Насколько старший брат был буквально одержим внешней торговлей («Очень меня заморский торг к себе волочет»)41, настолько младший – наукой. Студенту Сорбонны приходилось постоянно доказывать брату, что он не зря ест его хлеб в Париже, что наука откроет ему путь к «высокой фортуне», что, «получивши высокую дражайшую мудрость, фортуну достать при делах государственных уже легко будет»42. Прагматичный Василий Никитич поверить в это никак не мог и, все больше раздражаясь фантазиями брата, поддерживал видимость компромисса исключительно ради «Федюши».
Между тем роль Ерофея Никитича в жизни племянника была, по-видимому, весьма значительной. Его личный архив не сохранился, и о нем самом нам известно немного: воспитанник Сорбонны, лингвист, автор нетривиального сочинения о русском языке (1755), опубликованного много лет спустя его племянником43, талантливый переводчик, первым познакомивший русских читателей с «Путешествиями Гулливера» (СПб., 1772–1773; 2‐е изд. – М., 1780)44. Он вернулся из Парижа в 1760 году архивариусом Коллегии иностранных дел, где в должности переводчика с английского и французского языков дослужился до чина поручика. В переписке со старшим братом характер Ерофея Никитича несколько раскрывается – эмоциональный, непокорный, ранимый45.
В начале марта 1753 года он привез малолетнего племянника в Париж, а уже к осени стало ясно, что предварительный расчет их содержания – по 50 рублей в год «на каждую персону на все расходы и с учением» – оказался ошибочным. Василий Никитич, и без того недовольный лишней статьей расхода («парижские расходы у меня всеконечно лишние пошли»), на просьбу брата увеличить сумму содержания до 300 рублей возмутился: «<…> когда ж требовать будет у меня Париж по 300 р. в год, то, друг мой, я не князь Куракин, который кормил в Париже Тредиаковскаго!»46 На следующий год сумма содержания оставалась прежней – не превысила 50 рублей на каждого, да и та высылалась частями с задержкой.

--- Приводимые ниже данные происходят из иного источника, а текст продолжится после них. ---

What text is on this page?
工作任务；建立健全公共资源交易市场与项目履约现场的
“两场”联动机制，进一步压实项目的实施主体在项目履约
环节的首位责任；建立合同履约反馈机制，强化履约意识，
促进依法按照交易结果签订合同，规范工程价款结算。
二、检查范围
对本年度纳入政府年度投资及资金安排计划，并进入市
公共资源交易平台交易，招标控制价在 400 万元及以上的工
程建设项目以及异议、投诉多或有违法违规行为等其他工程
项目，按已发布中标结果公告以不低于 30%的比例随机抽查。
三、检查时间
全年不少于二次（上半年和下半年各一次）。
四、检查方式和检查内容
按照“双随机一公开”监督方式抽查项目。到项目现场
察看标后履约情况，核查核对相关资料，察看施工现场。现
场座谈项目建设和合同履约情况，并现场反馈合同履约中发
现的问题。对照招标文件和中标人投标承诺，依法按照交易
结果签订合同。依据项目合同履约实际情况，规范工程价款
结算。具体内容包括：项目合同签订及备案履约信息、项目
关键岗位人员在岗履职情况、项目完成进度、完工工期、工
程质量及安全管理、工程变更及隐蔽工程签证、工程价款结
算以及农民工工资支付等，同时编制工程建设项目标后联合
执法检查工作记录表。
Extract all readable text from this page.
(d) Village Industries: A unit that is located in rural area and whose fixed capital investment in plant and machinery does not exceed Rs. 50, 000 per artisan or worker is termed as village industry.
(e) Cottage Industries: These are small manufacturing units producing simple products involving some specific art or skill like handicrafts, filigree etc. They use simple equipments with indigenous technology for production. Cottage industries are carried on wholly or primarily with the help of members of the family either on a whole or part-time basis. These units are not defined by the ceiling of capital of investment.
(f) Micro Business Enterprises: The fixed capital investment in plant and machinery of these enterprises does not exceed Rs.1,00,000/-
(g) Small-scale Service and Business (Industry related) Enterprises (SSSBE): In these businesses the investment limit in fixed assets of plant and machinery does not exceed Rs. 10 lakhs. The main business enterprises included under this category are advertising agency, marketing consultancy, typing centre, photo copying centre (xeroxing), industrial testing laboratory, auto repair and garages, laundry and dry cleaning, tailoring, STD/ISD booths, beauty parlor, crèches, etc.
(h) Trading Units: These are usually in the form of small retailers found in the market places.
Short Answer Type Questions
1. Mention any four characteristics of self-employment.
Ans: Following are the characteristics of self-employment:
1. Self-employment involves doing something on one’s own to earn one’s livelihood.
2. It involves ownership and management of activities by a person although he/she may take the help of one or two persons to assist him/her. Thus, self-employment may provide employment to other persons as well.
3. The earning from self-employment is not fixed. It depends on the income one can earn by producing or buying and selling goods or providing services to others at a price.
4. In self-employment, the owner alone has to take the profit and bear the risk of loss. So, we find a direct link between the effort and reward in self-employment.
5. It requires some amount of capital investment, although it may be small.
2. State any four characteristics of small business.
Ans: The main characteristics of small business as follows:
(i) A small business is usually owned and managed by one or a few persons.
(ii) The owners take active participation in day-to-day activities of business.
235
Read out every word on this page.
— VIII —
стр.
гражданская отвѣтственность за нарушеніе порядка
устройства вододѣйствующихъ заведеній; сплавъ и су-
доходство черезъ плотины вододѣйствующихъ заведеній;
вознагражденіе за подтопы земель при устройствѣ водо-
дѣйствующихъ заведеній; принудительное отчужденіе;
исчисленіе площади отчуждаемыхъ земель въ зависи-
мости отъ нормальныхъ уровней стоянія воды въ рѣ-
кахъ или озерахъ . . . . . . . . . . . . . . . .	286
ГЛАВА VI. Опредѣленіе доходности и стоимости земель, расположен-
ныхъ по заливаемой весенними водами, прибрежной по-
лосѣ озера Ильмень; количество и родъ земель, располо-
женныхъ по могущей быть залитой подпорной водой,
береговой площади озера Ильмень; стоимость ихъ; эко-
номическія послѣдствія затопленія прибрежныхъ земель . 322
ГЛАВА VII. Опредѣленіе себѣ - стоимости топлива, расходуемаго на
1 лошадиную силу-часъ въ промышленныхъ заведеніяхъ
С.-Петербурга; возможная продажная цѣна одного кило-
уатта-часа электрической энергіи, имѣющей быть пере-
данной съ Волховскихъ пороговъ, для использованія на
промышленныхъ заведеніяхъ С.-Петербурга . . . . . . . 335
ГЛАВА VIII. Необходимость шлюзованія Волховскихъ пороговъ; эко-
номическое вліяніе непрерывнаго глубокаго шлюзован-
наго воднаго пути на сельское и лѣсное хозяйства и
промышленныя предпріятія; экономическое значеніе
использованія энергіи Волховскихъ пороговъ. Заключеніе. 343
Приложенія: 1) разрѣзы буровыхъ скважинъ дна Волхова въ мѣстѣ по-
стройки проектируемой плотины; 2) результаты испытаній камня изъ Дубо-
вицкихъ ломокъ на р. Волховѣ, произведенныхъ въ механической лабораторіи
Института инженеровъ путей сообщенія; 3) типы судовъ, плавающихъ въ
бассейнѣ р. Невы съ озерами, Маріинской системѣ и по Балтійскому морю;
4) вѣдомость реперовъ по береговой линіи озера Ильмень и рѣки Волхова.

По твердому убеждению Василия Никитича, «большую сумму денег в Париже не для чего держать», тогда как он мог бы отдавать эти деньги в рост: «У тебя 100 руб. год праздны пролежат, а я по крайней мере 20 р. на них получу», – объяснял он младшему брату, называя его «французским мотом»47.
Странным образом меркантильные расчеты уживались в этом человеке с неподдельным чувством уважения к знанию. Нещадно критикуя брата за непрактичность, он вдруг с грустью признавался: «Я б к твоему делу [учебе] и сам пристал, да мое время давно далеко от меня ушло»48. И к образованию сына он относился со всей серьезностью: требовал отчетов о ходе учения в коллеже, вникал в программы, сопоставлял их с «регулами», какими «управляется Академия» в Санкт-Петербурге. Буквально заклинал брата: «над Федюшей в науке крепкое старание имей», но одновременно давал понять, что ни под каким видом не потерпит излишних трат. Убеждая то ли брата, то ли себя самого, что получить образование можно и на родине49, ссылался на академическую карьеру Ломоносова50, грозился, если Ерофей Никитич не прекратит требовать денег, забрать «парнишка своего» обратно в Петербург «и для науки определить в Академию»51. Впадавшего в отчаяние младшего брата, не справлявшегося на чужбине со все возраставшими материальными заботами, помышлявшего иной раз даже «на себя руки наложить», Каржавин-старший резко отчитывал за малодушие и беспомощность52.
Но вскоре Василий Никитич и сам потерял самообладание. Описывая в письме к брату, как на обратном пути из Лондона испытал на себе «дьявольские русские привязки» и «досады» от Кронштадтской таможни, признавался: «так вкоренился страх, что с места тронуться не могу»53. А через девять месяцев, отговаривая Ерофея Никитича возвращаться в Россию, писал уже открыто: не хочу, «чтоб ты въехавши под… плеть спину ставил, но хочу твое о выезде мнение отбить»54.
В начале февраля 1756 года Василий Никитич был арестован по анонимному доносу, поступившему в сыскное ведомство из Лондона. Во время следствия выяснилось, что донос написал давний знакомый Каржавиных, беглый московский часовщик Петр Дементьев, через которого шла переписка братьев (одно из писем даже «осело» у него, став уликой). Опасность нависла и над Ерофеем Никитичем, который, по словам доносителя, находясь во Франции, «себя учинил врагом России»55.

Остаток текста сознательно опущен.